Specifically, as shown in Figures 7(a) to (d), when comparing the contact area between the grindstone 21 and the workpiece W (range indicated by the arrow in Figure 7) when the rotation angle of the chuck 31 is changed to Θ degrees, (Θ + 90) degrees, (Θ + 180) degrees, and (Θ + 270) degrees, when the rotation angle of the chuck 31 is Θ degrees, the contact area between the grindstone 21 and the workpiece W is the widest, and therefore the amount of workpiece W ground is the smallest.

On the other hand, when the rotation angle of the chuck 31 is (Θ+180) degrees, the contact area between the grinding wheel 21 and the workpiece W is smallest, and the amount of workpiece W ground is greatest.

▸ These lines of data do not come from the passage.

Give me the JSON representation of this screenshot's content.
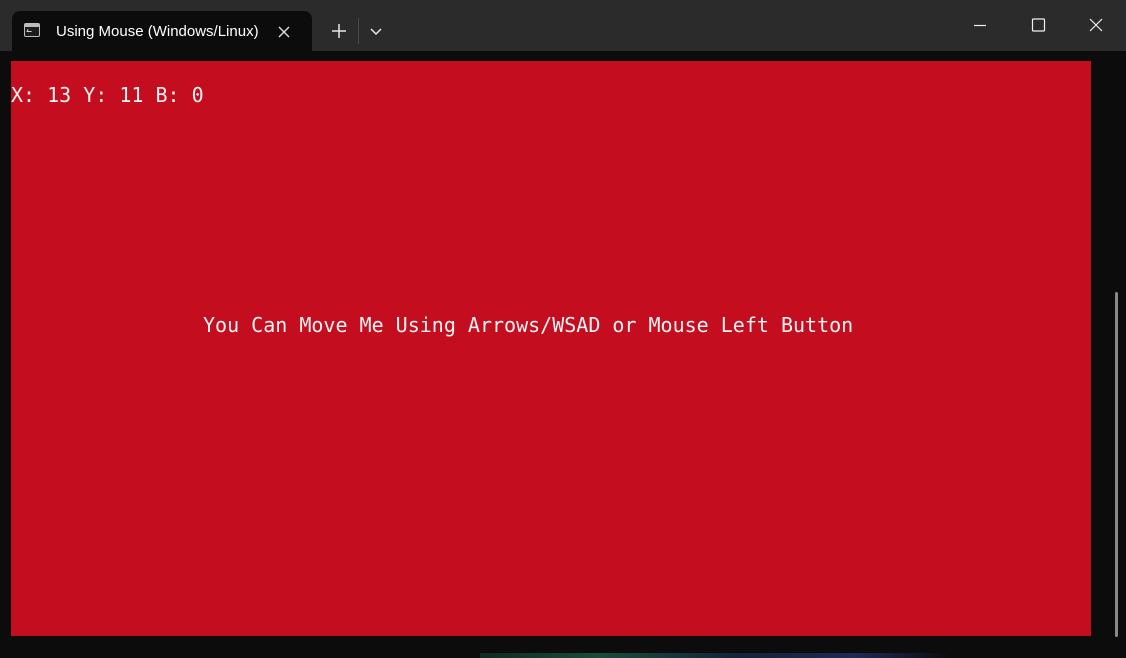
{
  "window": {
    "tab_title": "Using Mouse (Windows/Linux)",
    "icons": {
      "tab_icon": "terminal-icon",
      "tab_close": "close-icon",
      "new_tab": "plus-icon",
      "dropdown": "chevron-down-icon",
      "minimize": "minimize-icon",
      "maximize": "maximize-icon",
      "close": "close-icon"
    }
  },
  "console": {
    "status_line": "X: 13 Y: 11 B: 0",
    "message": "You Can Move Me Using Arrows/WSAD or Mouse Left Button",
    "background_color": "#c40e1f",
    "text_color": "#f2f2f2"
  }
}
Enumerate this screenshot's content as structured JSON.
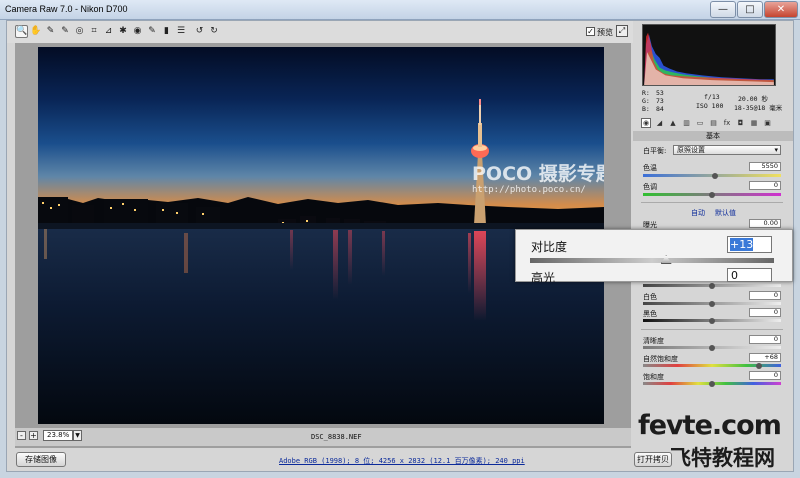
{
  "window": {
    "title": "Camera Raw 7.0 - Nikon D700",
    "minimize": "—",
    "maximize": "□",
    "close": "✕"
  },
  "toolbar": {
    "tools": [
      {
        "icon": "zoom-icon",
        "glyph": "🔍"
      },
      {
        "icon": "hand-icon",
        "glyph": "✋"
      },
      {
        "icon": "white-balance-icon",
        "glyph": "✎"
      },
      {
        "icon": "color-sampler-icon",
        "glyph": "✎"
      },
      {
        "icon": "target-adjust-icon",
        "glyph": "◎"
      },
      {
        "icon": "crop-icon",
        "glyph": "⌗"
      },
      {
        "icon": "straighten-icon",
        "glyph": "⊿"
      },
      {
        "icon": "spot-removal-icon",
        "glyph": "✱"
      },
      {
        "icon": "red-eye-icon",
        "glyph": "◉"
      },
      {
        "icon": "adjustment-brush-icon",
        "glyph": "✎"
      },
      {
        "icon": "graduated-filter-icon",
        "glyph": "▮"
      },
      {
        "icon": "preferences-icon",
        "glyph": "☰"
      },
      {
        "icon": "rotate-left-icon",
        "glyph": "↺"
      },
      {
        "icon": "rotate-right-icon",
        "glyph": "↻"
      }
    ],
    "preview_checked": "✓",
    "preview_label": "预览",
    "fullscreen_glyph": "⤢"
  },
  "photo": {
    "watermark_logo": "POCO 摄影专题",
    "watermark_url": "http://photo.poco.cn/"
  },
  "status": {
    "zoom_minus": "-",
    "zoom_plus": "+",
    "zoom_value": "23.8%",
    "zoom_arrow": "▼",
    "filename": "DSC_8838.NEF"
  },
  "footer": {
    "save_button": "存储图像",
    "workflow_link": "Adobe RGB (1998); 8 位; 4256 x 2832 (12.1 百万像素); 240 ppi",
    "open_button": "打开拷贝"
  },
  "histogram_data": {
    "colors": {
      "red": "#ff3030",
      "green": "#30e030",
      "blue": "#3060ff",
      "white": "#ffffff"
    }
  },
  "readout": {
    "r_label": "R:",
    "r_value": "53",
    "g_label": "G:",
    "g_value": "73",
    "b_label": "B:",
    "b_value": "84",
    "aperture": "f/13",
    "shutter": "20.00 秒",
    "iso": "ISO 100",
    "lens": "18-35@18 毫米"
  },
  "panel": {
    "tabs": [
      {
        "icon": "basic-icon",
        "glyph": "◉"
      },
      {
        "icon": "tone-curve-icon",
        "glyph": "◢"
      },
      {
        "icon": "detail-icon",
        "glyph": "▲"
      },
      {
        "icon": "hsl-icon",
        "glyph": "▥"
      },
      {
        "icon": "split-toning-icon",
        "glyph": "▭"
      },
      {
        "icon": "lens-corrections-icon",
        "glyph": "▤"
      },
      {
        "icon": "effects-icon",
        "glyph": "fx"
      },
      {
        "icon": "camera-calibration-icon",
        "glyph": "◘"
      },
      {
        "icon": "presets-icon",
        "glyph": "▦"
      },
      {
        "icon": "snapshots-icon",
        "glyph": "▣"
      }
    ],
    "title": "基本",
    "wb_label": "白平衡:",
    "wb_value": "原照设置",
    "wb_arrow": "▾",
    "temp_label": "色温",
    "temp_value": "5550",
    "tint_label": "色调",
    "tint_value": "0",
    "auto_link": "自动",
    "default_link": "默认值",
    "exposure_label": "曝光",
    "exposure_value": "0.00",
    "whites_label": "白色",
    "whites_value": "0",
    "blacks_label": "黑色",
    "blacks_value": "0",
    "clarity_label": "清晰度",
    "clarity_value": "0",
    "vibrance_label": "自然饱和度",
    "vibrance_value": "+68",
    "saturation_label": "饱和度",
    "saturation_value": "0"
  },
  "callout": {
    "label": "对比度",
    "value": "+13",
    "slider_fraction": 0.56,
    "next_label": "高光",
    "next_value": "0"
  },
  "slider_levels": {
    "temp": 0.52,
    "tint": 0.5,
    "exposure": 0.5,
    "whites": 0.5,
    "blacks": 0.5,
    "clarity": 0.5,
    "vibrance": 0.84,
    "saturation": 0.5
  },
  "brand": {
    "en": "fevte.com",
    "cn": "飞特教程网"
  }
}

In other words, the area in which the amount of workpiece W ground increases locally is set downstream of the offset direction D3 of the workpiece W. Note that the arrows (a) to (d) in the figure indicate the direction in which the grinding wheel 21 cuts into the workpiece W in Figures 7(a) to (d).

In this way, the amount of grinding is increased or decreased according to the change in the contact area between the grinding wheel 21 and the workpiece W, so as to offset the variation in the amount of grinding caused by the crystal structure of the workpiece W, thereby reducing the variation in the thickness of the workpiece W.

Then, when the measurement value of the in-process gauge 4 reaches the finishing thickness of the workpiece W, the ball screw 25b is rotated in the reverse direction to raise the nut 25a and saddle 23a, thereby separating the grindstone 21 from the workpiece W and completing the grinding process.

The present invention can be modified in various ways without departing from the spirit of the invention, and it goes without saying that the present invention also covers such modifications.

1: Grinding device 2: Main unit 21: Grinding wheel 22: Column 22a: Front surface 22b: Groove 23: Grinding wheel spindle 23a: Saddle 24: Linear guide 24a: Front linear guide 24b: Rear linear guide 25: Spindle feed mechanism 25a: Nut 25b: Ball screw 25c: Motor 26: Air cylinder 3: Transport unit 31: Chuck 32: Slider 33: Adsorption body 34: Rotary table 35: Rail 4: In-process gauge 5: Control device W: Workpiece

Claims (1)

A processing device for flattening a workpiece,
a chuck that can rotate while suction-holding the workpiece;
a grindstone attached to a grindstone spindle having a rotation axis parallel to the rotation axis of the chuck, the grindstone being pressed against the workpiece while rotating with the rotation of the grindstone spindle so that the grindstone passes through the rotation center of the chuck, thereby machining the workpiece into a flat surface;
Equipped with
The processing device is characterized in that the workpiece is attracted and held by the chuck in an eccentric state from the center of rotation of the chuck to the upstream side in an offset direction of the workpiece.